Os estúdios de jogos defenderão essas escolhas como a necessidade de aumentar as receitas e obter mais lucros, mas com os salários dos desenvolvedores de jogos mantidos baixos e os salários dos executivos elevados, o chavão soa vazio. As grandes empresas de jogos ganham muito dinheiro com seus jogos, mas suas promessas aos acionistas exigem que extraiam o máximo de dinheiro possível de um jogo. Essas políticas e decisões fizeram com que jogos como Dead Space 3 e Diablo IV fossem desprezados pelos jogadores que amavam os jogos anteriores de suas franquias.
O que Silent Hill: Ascension propõe através de sua própria existência é que os jogadores aceitarão qualquer coisa, desde que coloquem um IP amado nele. As pessoas vão gastar dinheiro para que suas vozes sejam ouvidas, para jogar algo que mal conta como jogo, porque se enquadra em uma franquia que elas absolutamente adoram. É um pensamento bastante distópico.
Que o futuro dos jogos não tentará inovar ou criar algo novo quando as pessoas puderem ter cada centavo sobrando para jogar jogos como esses. Se este modelo for bem-sucedido e gerador de lucros, é lógico que as empresas de jogos tentem continuar com esta tendência específica de design. Se o objetivo não é criar qualidade, mas sim atuar como uma impressora de dinheiro grátis, como fazem alguns desses jogos, então este é o design ideal. Baixo esforço, baixo custo com alta rentabilidade.
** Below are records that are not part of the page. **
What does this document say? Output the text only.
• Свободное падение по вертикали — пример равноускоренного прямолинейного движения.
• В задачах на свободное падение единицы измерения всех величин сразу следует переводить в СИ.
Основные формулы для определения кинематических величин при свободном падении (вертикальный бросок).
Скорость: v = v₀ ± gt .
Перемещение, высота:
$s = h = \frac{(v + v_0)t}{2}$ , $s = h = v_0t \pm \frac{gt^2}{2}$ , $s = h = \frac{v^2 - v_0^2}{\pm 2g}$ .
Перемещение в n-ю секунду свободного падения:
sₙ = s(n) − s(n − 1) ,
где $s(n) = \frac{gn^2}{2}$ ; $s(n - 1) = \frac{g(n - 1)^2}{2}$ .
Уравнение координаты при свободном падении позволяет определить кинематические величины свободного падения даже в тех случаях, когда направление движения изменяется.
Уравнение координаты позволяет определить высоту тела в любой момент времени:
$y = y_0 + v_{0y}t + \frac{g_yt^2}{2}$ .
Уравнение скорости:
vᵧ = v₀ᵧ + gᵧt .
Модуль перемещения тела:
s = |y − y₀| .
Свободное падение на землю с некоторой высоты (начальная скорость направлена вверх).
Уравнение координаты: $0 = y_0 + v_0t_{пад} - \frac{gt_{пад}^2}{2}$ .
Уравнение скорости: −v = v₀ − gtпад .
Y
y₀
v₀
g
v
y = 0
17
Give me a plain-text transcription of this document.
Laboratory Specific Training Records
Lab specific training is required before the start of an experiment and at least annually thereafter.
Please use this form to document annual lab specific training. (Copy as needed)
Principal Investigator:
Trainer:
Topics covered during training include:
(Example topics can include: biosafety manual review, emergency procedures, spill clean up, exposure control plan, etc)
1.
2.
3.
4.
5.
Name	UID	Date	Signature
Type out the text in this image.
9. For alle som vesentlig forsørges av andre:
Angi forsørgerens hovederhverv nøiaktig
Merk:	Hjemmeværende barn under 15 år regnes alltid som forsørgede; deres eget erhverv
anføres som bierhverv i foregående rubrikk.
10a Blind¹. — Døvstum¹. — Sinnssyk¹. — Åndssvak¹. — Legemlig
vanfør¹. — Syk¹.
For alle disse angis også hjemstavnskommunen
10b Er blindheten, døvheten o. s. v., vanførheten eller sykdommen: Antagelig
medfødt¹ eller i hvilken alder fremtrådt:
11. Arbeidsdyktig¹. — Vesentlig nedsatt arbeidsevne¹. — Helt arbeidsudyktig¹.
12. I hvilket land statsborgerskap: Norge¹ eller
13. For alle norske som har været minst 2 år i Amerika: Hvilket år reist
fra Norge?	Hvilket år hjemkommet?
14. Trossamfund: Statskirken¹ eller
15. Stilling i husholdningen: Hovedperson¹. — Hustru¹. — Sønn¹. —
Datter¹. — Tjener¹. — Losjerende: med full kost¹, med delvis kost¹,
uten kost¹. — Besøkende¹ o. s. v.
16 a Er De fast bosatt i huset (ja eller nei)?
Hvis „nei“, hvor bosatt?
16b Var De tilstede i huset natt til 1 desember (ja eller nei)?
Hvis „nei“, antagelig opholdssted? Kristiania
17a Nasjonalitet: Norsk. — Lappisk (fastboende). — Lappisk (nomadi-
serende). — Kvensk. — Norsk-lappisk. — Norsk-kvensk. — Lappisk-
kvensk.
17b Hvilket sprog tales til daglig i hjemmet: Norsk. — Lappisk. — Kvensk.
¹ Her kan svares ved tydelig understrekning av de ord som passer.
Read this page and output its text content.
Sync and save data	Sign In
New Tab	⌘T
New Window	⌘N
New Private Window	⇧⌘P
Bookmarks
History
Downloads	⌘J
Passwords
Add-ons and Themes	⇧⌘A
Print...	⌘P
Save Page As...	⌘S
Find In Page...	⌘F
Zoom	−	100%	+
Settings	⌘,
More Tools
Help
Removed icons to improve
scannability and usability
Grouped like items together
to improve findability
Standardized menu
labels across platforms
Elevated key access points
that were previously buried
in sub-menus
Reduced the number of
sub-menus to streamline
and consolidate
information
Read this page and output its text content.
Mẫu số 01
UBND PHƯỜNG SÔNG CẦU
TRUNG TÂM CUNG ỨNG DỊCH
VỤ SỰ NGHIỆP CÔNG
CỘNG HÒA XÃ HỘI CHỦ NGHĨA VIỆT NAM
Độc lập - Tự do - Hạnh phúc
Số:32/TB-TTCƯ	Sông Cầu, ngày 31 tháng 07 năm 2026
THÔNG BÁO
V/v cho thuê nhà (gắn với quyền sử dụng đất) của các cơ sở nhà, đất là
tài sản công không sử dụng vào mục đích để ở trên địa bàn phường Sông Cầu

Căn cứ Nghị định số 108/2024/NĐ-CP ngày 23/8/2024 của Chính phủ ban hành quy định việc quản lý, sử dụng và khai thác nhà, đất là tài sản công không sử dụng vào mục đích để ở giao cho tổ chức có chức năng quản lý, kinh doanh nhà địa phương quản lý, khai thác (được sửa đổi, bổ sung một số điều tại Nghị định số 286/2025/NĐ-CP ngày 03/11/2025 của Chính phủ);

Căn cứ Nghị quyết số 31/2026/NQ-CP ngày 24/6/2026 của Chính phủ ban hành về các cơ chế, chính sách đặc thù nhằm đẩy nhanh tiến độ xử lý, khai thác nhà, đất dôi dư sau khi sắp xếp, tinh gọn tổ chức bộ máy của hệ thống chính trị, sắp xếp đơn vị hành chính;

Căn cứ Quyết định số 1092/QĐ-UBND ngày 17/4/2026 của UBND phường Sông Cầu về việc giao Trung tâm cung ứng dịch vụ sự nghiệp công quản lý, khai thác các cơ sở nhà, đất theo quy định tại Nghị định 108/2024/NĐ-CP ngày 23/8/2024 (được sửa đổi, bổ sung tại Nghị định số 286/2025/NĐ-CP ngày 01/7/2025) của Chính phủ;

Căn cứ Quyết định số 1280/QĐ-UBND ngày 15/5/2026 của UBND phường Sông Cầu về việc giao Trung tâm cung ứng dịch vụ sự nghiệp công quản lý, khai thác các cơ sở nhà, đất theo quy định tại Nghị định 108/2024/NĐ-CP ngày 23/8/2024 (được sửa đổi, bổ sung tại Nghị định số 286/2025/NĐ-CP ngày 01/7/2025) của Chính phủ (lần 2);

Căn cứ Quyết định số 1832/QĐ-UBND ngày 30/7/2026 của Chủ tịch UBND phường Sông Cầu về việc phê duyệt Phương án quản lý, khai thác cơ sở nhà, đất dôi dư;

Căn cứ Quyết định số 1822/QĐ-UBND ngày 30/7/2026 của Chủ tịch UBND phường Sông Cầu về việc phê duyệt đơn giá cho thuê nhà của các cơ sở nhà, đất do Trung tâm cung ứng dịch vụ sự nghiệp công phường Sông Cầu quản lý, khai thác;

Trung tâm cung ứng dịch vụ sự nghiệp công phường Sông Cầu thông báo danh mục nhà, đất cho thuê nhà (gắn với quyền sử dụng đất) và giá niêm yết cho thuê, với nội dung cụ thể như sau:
Não se pode subestimar que os jogos que são de qualidade desde o primeiro dia, com funcionários bem remunerados e a falta de mercados predatórios nos jogos, estão a tornar-se cada vez mais uma minoria quando se trata de produção de jogos AAA. Uma coisa é um jogo ser ruim; outra coisa é ser um mau presságio por si só.
Silent Hill foi uma franquia que realmente mudou o cenário dos jogos de terror. Sua inovação na narrativa e na atmosfera se espalhou pelos jogos de várias gerações de consoles e jogadores. Na melhor das hipóteses, Silent Hill: Ascension é um insulto predatório a tudo pelo que a franquia já foi conhecida e elogiada. Na pior das hipóteses, é um arauto do que está por vir, no caso improvável de o seu modelo ser completamente bem-sucedido.
Os jogadores merecem melhor. Eles merecem ser respeitados, pelo menos, já que a indústria de jogos só cresceu nos últimos trinta anos. Por muito tempo, os desenvolvedores trabalharam para públicos pequenos, mas a maioria dos jogos agora se sai melhor nas primeiras semanas do que a maioria dos filmes. Silent Hill: Ascension é um jogo para ganhar dinheiro que nem se preocupa em disfarçar suas intenções, e seu sucesso só gerará mais jogos desse tipo.